19.1 Inference as Optimization¶
Exact inference can be described as an optimization problem.
- Goal: compute \(\log p(v; \theta)\)
- Challenge: costly to marginalize out h
- Solution: Compute the lower bound of \(\log p(v; \theta)\), aka evidence lower bound (ELBO).
Introduce q as an arbitrary distribution over h
\[\begin{split}\begin {equation}
\begin{split}
KL[q(h|v) || p(h|v)] &= \sum_h q(h|v) \log \frac{q(h|v)}{p(h|v)} \\
&= \sum_h q(h|v) \log \frac{q(h|v)}{\frac {p(x, v)}{p(v)}} \\
&= \sum_h q(h|v) \log p(v) + \sum_h q(h|v) \log q(h) - \sum_h q(h|v) \log p(v, h) \\
&= \log p(v) - H(q(h|v)) - E_{h\sim q(h|v)}[\log p(v, h)]
\end{split}
\end {equation}\end{split}\]
Now we have
\[\log p(v) = E_{h\sim q(h|v)}[\log p(v, h)] + KL[q(h|v) || p(h|v)] + H(q)\]

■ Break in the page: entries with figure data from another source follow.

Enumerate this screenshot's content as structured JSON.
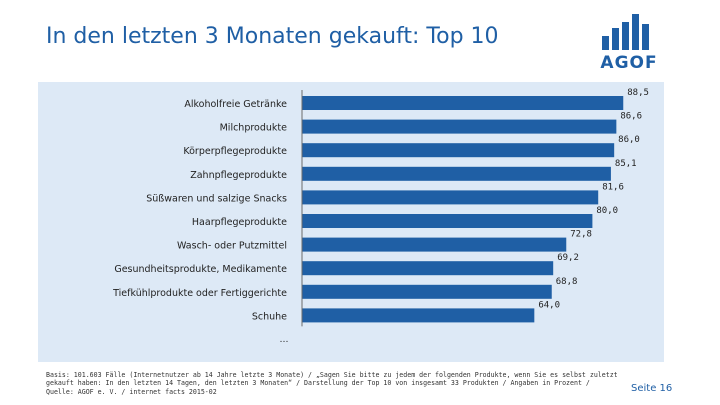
{
  "title": "In den letzten 3 Monaten gekauft: Top 10",
  "logo": {
    "text": "AGOF",
    "icon": "agof-bars-logo"
  },
  "colors": {
    "accent": "#1f5fa5",
    "bar": "#1f5fa5",
    "panel": "#dde9f6"
  },
  "chart_data": {
    "type": "bar",
    "orientation": "horizontal",
    "categories": [
      "Alkoholfreie Getränke",
      "Milchprodukte",
      "Körperpflegeprodukte",
      "Zahnpflegeprodukte",
      "Süßwaren und salzige Snacks",
      "Haarpflegeprodukte",
      "Wasch- oder Putzmittel",
      "Gesundheitsprodukte, Medikamente",
      "Tiefkühlprodukte oder Fertiggerichte",
      "Schuhe"
    ],
    "values": [
      88.5,
      86.6,
      86.0,
      85.1,
      81.6,
      80.0,
      72.8,
      69.2,
      68.8,
      64.0
    ],
    "value_labels": [
      "88,5",
      "86,6",
      "86,0",
      "85,1",
      "81,6",
      "80,0",
      "72,8",
      "69,2",
      "68,8",
      "64,0"
    ],
    "xlim": [
      0,
      100
    ],
    "grid": false,
    "continuation": "…"
  },
  "footnote": {
    "line1": "Basis: 101.603 Fälle (Internetnutzer ab 14 Jahre letzte 3 Monate) / „Sagen Sie bitte zu jedem der folgenden Produkte, wenn Sie es selbst zuletzt",
    "line2": "gekauft haben: In den letzten 14 Tagen, den letzten 3 Monaten“ / Darstellung der Top 10 von insgesamt 33 Produkten / Angaben in Prozent /",
    "line3": "Quelle: AGOF e. V. / internet facts 2015-02"
  },
  "page_label": "Seite 16"
}
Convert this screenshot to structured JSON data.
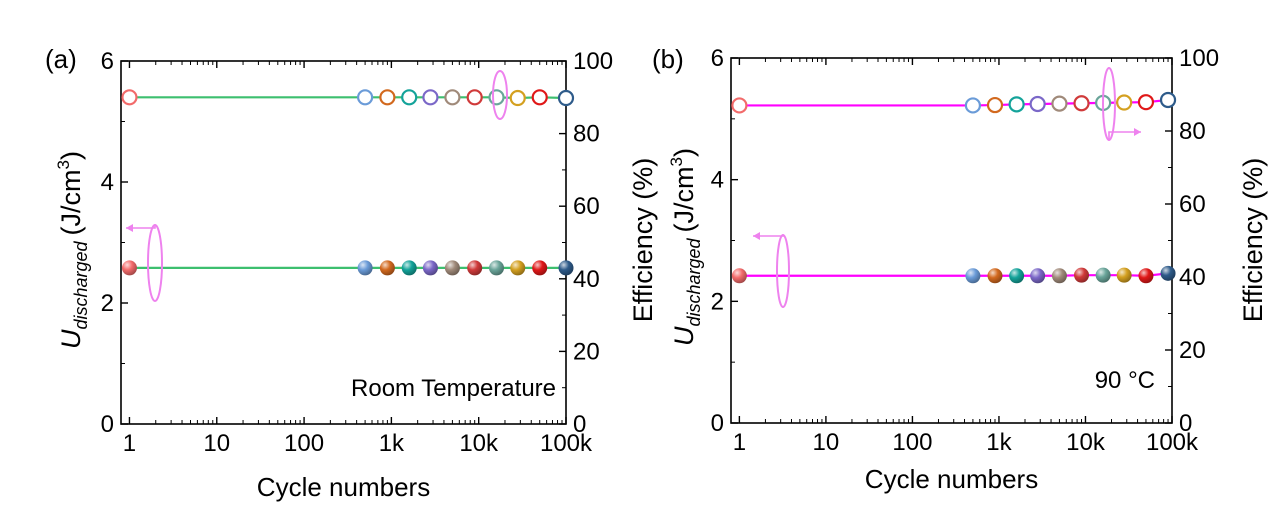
{
  "chart_data": [
    {
      "type": "scatter",
      "panel_label": "(a)",
      "annotation": "Room Temperature",
      "xlabel": "Cycle numbers",
      "xscale": "log",
      "xlim": [
        0.8,
        100000
      ],
      "x_ticks": [
        1,
        10,
        100,
        1000,
        10000,
        100000
      ],
      "x_tick_labels": [
        "1",
        "10",
        "100",
        "1k",
        "10k",
        "100k"
      ],
      "ylabel_left": {
        "main": "U",
        "sub": "discharged",
        "unit": "(J/cm",
        "sup": "3",
        "close": ")"
      },
      "ylim_left": [
        0,
        6
      ],
      "y_ticks_left": [
        "0",
        "2",
        "4",
        "6"
      ],
      "ylabel_right": "Efficiency (%)",
      "ylim_right": [
        0,
        100
      ],
      "y_ticks_right": [
        "0",
        "20",
        "40",
        "60",
        "80",
        "100"
      ],
      "grid": false,
      "line_color": "#3dbf6f",
      "x": [
        1,
        500,
        900,
        1600,
        2800,
        5000,
        9000,
        16000,
        28000,
        50000,
        100000
      ],
      "series": [
        {
          "axis": "left",
          "marker": "filled",
          "values": [
            2.58,
            2.58,
            2.58,
            2.58,
            2.58,
            2.58,
            2.58,
            2.58,
            2.58,
            2.58,
            2.58
          ]
        },
        {
          "axis": "right",
          "marker": "open",
          "values": [
            90.0,
            90.0,
            90.0,
            90.0,
            90.0,
            90.0,
            90.0,
            90.0,
            89.8,
            90.0,
            89.8
          ]
        }
      ],
      "point_colors": [
        "#f26b6b",
        "#6a9bd8",
        "#d2691e",
        "#14a39a",
        "#7b68c8",
        "#a08a7a",
        "#d03a3a",
        "#6aa59a",
        "#d4a020",
        "#e01818",
        "#2e5b8a"
      ],
      "indicator_color": "#ee82ee"
    },
    {
      "type": "scatter",
      "panel_label": "(b)",
      "annotation": "90 °C",
      "xlabel": "Cycle numbers",
      "xscale": "log",
      "xlim": [
        0.8,
        100000
      ],
      "x_ticks": [
        1,
        10,
        100,
        1000,
        10000,
        100000
      ],
      "x_tick_labels": [
        "1",
        "10",
        "100",
        "1k",
        "10k",
        "100k"
      ],
      "ylabel_left": {
        "main": "U",
        "sub": "discharged",
        "unit": "(J/cm",
        "sup": "3",
        "close": ")"
      },
      "ylim_left": [
        0,
        6
      ],
      "y_ticks_left": [
        "0",
        "2",
        "4",
        "6"
      ],
      "ylabel_right": "Efficiency (%)",
      "ylim_right": [
        0,
        100
      ],
      "y_ticks_right": [
        "0",
        "20",
        "40",
        "60",
        "80",
        "100"
      ],
      "grid": false,
      "line_color": "#ff00ff",
      "x": [
        1,
        500,
        900,
        1600,
        2800,
        5000,
        9000,
        16000,
        28000,
        50000,
        90000
      ],
      "series": [
        {
          "axis": "left",
          "marker": "filled",
          "values": [
            2.42,
            2.42,
            2.42,
            2.42,
            2.42,
            2.42,
            2.43,
            2.43,
            2.43,
            2.42,
            2.46
          ]
        },
        {
          "axis": "right",
          "marker": "open",
          "values": [
            87.0,
            87.0,
            87.1,
            87.3,
            87.4,
            87.5,
            87.6,
            87.7,
            87.8,
            87.9,
            88.5
          ]
        }
      ],
      "point_colors": [
        "#f26b6b",
        "#6a9bd8",
        "#d2691e",
        "#14a39a",
        "#7b68c8",
        "#a08a7a",
        "#d03a3a",
        "#6aa59a",
        "#d4a020",
        "#e01818",
        "#2e5b8a"
      ],
      "indicator_color": "#ee82ee"
    }
  ]
}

Because KL divergence is always nonnegative we have lower bound
\[L(v, \theta, h) = E_{h\sim q(v|h)}[\log p(v, h)] + H(q(v|h))\]
For appropriate of q, L is tractable to compute. For q(h|v)) that are better approaximation of p(h|v), the lower bound would be tighter, meaning closer to log p(v). When q(h|v) = p(v|h), the approaximation is perfect, \(L(v, \theta, q) = log P(v; \theta)\).
We can think of inference as the procedure for finding the q that maximizes L. Solutions
- Exact inference maximizes L perfectly by searching over a family of functions q that includes p(h|v). (Brute Force)
- Approximate by restricting the family of distribution q that the optimization is allowed to search over
- Approxiamte by using imperfect optimization procedure that may not completely maximize L but may only increase it by significant amount.
Review on Shannon entropy
We can quantify the amount of uncertainty in an entire probability distribution using the Shannon entropy:
\[H(x) = E_{x \sim P}(I(x)) = - E_{x \sim P}(\log P(x))\]